Бабушку с дедушкой я не помню, моя мама была поздним ребёнком, и вскоре после моего рождения они ушли друг за другом. Я у родителей тоже оказалась единственным ребёнком. В те времена однодетных семей мало было, статистику не знаю, но по ощущениям трое детей – средняя семья. Были среди моих сверстников такие, у кого по 5–6 братьев и сестёр. А у моей мамы на этом какой-то бзик развился, что больше родить не могла. Может быть, отец сына хотел, высказывал ей. Но всё-то она по этому поводу переживала. Очень сильно располнела, явно было у неё какое-то гормональное нарушение. А может, из-за лечения от бесплодия. В общем, вечерами, сидя за рукоделием, она часто рассказывала истории из жизни предков, но всегда с подчёркнутой моралью: дети – благословение, бездетность – горе, аборт – страшнейший грех, грешнее женщин, которые аборт делают, только те, кто детей бросают. И как-то это у меня на подкорке отложилось. Въелся в меня этот мамин бзик навсегда.

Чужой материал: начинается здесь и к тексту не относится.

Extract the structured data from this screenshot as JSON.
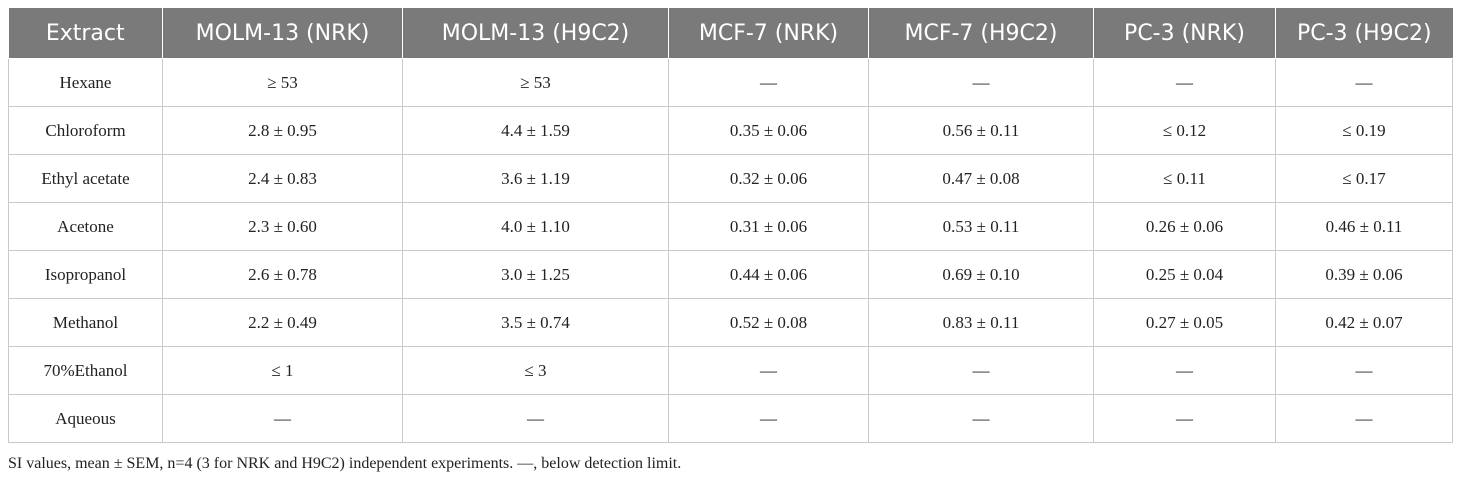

Эти разговоры она вела, понимая, что долго не проживёт. Я знала, что у мамы сердце больное, но по малолетству не догадывалась, что это безнадёжно. Помню, как последний раз её со скорой увезли. На следующий день я к ней из школы в больницу заходила, но посидела недолго. Тучи ходили, мама волновалась, что под дождь попаду. От двери, помню, оглянулась, мама мне улыбнулась… как-то так с усилием. Это был последний взгляд. На следующий день отец сказал, что мамы больше нет. Мне было тринадцать лет, ей ещё не было тридцати четырёх. Ночью я встала, вышла в коридор и упала. Увезли меня в больницу, где я провела несколько дней. Проверили, ничего особого не нашли, сказали, переходный возраст, стресс, спазмы сосудов. Так что похороны я пропустила. Хоронили маму из больницы, в то время это не было принято, должен был покойник в родном доме постоять. Соседи отца осуждали.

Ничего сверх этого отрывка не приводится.